Dr. Wells also presented results from an examination of the clinical impact of adherence to VTE prophylaxis guidelines in patients undergoing total hip or knee replacement (abstract 170). The study focused on adherence to the American College of Chest Physicians (ACCP) guidelines, which recommended pharmacologic prophylaxis with LMWH, fondaparinux, or vitamin K antagonists, for at least 10 days and for up to 35 days (Chest 2008;133(6 suppl):381S-453S).

Investigators compared expected outcomes from adherence to the ACCP guidelines with nonadherence, including no prophylaxis and prophylaxis started later than recommended or continued for <10 days (in the absence of a major bleed, VTE event, or death).

Dr. Wells and colleagues used medical histories of 3497 patients from a hospital database. The two primary outcomes were percentage of patients who received prophylaxis in alignment with ACCP recommendations, and frequency of DVT, PE, major and minor bleeding episodes.
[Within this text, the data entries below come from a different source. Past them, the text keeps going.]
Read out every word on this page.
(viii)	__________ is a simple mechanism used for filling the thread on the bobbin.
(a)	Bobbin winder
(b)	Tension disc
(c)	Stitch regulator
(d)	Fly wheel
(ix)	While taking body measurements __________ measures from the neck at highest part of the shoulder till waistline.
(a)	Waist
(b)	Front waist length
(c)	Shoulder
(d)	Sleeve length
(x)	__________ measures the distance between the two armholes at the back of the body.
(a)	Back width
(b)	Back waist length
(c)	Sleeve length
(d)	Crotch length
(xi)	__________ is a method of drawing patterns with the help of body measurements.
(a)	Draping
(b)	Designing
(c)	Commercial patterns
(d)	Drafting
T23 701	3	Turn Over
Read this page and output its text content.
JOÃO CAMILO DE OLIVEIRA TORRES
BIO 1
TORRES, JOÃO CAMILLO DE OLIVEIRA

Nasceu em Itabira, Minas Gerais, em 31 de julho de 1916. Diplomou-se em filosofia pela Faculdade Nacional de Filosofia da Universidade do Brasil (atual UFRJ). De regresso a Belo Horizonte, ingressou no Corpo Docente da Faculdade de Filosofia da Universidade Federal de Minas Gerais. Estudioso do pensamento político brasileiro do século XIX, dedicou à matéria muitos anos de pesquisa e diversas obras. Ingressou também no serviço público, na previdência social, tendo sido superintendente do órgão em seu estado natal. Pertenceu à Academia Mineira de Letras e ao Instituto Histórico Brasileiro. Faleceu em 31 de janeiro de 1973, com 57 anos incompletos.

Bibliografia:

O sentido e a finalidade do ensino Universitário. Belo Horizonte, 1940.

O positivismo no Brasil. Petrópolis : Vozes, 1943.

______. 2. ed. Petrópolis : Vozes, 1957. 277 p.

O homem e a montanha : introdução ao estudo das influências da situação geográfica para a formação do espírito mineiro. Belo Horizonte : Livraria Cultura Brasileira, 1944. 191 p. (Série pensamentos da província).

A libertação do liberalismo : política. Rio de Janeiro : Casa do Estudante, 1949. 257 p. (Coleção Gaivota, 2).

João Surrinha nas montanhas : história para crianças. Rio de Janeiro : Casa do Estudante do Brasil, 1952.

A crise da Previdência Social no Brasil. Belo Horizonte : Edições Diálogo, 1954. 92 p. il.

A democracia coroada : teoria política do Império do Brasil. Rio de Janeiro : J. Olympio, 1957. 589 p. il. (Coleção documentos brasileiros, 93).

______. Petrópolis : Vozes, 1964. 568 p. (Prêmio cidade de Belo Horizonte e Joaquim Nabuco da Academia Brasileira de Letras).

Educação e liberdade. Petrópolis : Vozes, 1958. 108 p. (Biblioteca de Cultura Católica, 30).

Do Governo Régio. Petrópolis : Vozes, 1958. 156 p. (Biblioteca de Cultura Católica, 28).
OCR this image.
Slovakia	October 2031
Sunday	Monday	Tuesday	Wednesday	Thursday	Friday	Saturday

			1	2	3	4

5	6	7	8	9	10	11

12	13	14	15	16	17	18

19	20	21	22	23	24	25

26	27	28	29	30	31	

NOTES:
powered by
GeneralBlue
The analysis showed that 40% of patients received VTE prophylaxis in accordance with the ACCP guidelines. Adherence was similar for patients undergoing hip or knee replacement. Lack of alignment with the guidelines almost doubled the risk of DVT (3.76% vs. 2.01%, P=0.003) and increased the risk of PE eightfold (1.19% vs. 0.14%, P=0.001) in comparison to patients treated in accordance with the guidelines. The risk of major or minor bleeding did not differ significantly between patients treated in accordance with the guidelines vs. those who were not.

According to logistic regression analysis, adherence to the ACCP guidelines was the only significant predictor of VTE as it reduced the risk of DVT by almost half (OR 0.54, P=0.006) and the risk of PE by almost 90% (OR 0.12, P=0.004).

Dr. Wells told the audience, “Underutilization of VTE prophylactic medications is associated with worse clinical outcomes. Complete alignment with the ACCP recommendations would significantly reduce the rates of DVT and PE. The reasons for underutilization are unknown and require further study.”